I once had a boss who almost never gave positive feedback to me. He seemed to love heaping loving praise on a few people. I worked really hard in that job, for a long time, trying to please him. However, this same boss did not often give negative feedback either. The one time that he did give me negative feedback, he communicated it in quite a humiliating fashion. He did not seem too mad, but he made me feel stupid.

That job was very important to me from the start, but receiving praise from him was a goal I wanted badly. I felt that if I could join the “favorites” group, everything would be fine. He would recognize that I worked really hard and did a good job. I was never able to join that group of favorites, but I did get some praise from him that made me feel ten feet tall.

In the second chapter of the Gospel of John, Jesus performs the miracle of turning the water into wine. The interesting part of it to me is that he was careful that only a select few at the time knew about what he had done. He could have performed the transformation in front of all the guests at the wedding. Everyone would have been stupefied. Instead, his mother, the servants, and his disciples were the only ones who witnessed it.

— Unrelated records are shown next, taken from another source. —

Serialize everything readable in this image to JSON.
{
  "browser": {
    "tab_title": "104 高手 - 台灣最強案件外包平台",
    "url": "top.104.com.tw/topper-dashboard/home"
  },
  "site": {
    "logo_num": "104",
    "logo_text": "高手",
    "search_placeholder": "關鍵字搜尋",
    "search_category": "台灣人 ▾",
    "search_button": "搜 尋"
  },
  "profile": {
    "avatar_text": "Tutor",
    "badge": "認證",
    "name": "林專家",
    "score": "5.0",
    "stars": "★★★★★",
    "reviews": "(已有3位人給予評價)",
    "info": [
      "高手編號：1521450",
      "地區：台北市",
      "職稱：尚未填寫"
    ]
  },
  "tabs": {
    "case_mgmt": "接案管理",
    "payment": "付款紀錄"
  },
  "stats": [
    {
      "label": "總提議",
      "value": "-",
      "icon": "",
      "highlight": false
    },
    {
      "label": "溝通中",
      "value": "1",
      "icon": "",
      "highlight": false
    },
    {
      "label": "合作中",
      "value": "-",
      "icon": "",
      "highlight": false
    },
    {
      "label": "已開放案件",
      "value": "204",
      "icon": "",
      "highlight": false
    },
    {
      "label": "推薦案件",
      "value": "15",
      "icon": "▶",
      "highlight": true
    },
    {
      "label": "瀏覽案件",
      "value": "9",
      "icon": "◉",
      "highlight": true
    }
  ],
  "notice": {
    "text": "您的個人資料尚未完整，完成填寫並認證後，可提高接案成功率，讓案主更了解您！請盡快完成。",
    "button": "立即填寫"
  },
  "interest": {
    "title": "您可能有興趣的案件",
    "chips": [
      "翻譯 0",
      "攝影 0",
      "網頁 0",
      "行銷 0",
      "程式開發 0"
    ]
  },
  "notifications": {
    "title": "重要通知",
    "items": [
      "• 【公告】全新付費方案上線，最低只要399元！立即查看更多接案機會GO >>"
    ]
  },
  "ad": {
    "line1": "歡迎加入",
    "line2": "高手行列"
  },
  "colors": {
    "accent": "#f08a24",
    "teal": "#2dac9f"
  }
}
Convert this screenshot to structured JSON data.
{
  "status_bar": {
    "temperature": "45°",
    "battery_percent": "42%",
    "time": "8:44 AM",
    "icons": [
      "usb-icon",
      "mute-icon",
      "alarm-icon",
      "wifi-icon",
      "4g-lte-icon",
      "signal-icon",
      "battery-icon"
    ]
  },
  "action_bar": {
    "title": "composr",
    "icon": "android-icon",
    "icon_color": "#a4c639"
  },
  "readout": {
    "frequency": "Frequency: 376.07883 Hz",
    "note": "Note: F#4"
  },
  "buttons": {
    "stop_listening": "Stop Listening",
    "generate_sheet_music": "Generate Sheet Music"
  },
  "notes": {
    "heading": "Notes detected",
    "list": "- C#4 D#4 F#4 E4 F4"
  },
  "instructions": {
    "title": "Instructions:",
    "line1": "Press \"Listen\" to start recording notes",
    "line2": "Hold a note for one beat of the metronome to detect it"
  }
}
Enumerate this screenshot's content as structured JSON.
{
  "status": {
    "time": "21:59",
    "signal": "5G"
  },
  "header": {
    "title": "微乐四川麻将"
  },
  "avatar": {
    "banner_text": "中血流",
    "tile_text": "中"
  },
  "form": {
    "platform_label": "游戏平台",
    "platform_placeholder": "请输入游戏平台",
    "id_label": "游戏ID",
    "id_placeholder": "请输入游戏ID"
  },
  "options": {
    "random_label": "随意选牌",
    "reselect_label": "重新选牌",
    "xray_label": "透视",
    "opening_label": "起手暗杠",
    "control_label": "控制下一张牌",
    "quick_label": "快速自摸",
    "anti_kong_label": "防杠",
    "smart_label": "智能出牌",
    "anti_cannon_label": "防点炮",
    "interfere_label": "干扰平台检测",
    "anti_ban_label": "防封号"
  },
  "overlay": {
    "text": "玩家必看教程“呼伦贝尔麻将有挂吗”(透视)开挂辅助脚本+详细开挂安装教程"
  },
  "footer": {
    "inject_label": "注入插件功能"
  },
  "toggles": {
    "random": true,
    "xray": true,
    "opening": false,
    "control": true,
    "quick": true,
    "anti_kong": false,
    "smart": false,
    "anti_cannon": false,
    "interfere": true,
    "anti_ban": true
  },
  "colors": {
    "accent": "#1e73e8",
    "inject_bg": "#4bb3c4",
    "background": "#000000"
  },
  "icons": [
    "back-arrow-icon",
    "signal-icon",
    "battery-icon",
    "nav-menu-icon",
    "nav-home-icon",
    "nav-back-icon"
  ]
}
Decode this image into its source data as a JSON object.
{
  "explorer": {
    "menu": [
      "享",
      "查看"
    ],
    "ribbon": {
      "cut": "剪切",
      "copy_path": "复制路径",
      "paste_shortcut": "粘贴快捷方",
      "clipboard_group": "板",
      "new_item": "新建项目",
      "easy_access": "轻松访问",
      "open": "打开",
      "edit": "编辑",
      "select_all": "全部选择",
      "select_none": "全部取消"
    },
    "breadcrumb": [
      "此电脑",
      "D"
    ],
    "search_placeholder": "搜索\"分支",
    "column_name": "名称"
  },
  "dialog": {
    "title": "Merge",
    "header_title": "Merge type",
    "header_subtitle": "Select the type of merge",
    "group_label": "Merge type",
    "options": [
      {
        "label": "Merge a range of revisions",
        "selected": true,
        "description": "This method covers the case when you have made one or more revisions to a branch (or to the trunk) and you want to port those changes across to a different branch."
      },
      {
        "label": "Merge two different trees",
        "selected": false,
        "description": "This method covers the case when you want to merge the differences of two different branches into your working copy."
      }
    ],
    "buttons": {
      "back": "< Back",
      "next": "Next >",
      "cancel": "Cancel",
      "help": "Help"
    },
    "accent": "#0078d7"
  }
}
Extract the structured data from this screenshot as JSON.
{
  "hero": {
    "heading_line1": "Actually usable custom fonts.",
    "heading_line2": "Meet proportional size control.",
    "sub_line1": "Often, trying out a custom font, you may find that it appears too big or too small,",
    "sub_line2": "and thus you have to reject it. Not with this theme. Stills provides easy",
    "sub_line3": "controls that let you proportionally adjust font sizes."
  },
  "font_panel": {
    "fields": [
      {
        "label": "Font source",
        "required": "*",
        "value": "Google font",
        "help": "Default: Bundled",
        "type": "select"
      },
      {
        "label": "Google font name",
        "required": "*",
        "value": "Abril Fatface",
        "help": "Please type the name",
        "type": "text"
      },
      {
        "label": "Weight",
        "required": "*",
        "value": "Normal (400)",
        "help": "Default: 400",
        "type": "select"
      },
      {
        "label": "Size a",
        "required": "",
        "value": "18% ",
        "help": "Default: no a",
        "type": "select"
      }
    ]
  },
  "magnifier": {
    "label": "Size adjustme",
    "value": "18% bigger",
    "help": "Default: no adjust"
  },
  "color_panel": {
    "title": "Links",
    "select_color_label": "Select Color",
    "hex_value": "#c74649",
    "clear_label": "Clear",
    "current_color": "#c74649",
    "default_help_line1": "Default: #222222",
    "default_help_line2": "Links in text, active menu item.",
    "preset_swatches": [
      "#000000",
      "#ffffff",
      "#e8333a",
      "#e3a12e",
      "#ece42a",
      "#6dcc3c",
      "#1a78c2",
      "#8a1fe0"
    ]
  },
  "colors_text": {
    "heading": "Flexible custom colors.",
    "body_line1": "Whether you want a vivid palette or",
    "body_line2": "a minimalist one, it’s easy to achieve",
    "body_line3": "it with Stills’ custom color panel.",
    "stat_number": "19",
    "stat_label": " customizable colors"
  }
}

Seeking validation has been an overall theme in my life. It can be a very tough battle. I think it is a pretty common theme for most people in one way or another. Jesus seems to have been immune to it. He did not try to get anyone to praise him. He knew his true identity.

Wednesday, March 24, 2010

Keep it Real

Sometimes I am amazed with the human capacity to act fake. It has been found that individuals who believe lies enough and have decent control over their bodily arousal systems can very easily beat a polygraph lie detector. How often do you find yourself wondering if they really mean it when an acquaintance says: “how are you?” More importantly, how often do you really want an answer when you ask the same question?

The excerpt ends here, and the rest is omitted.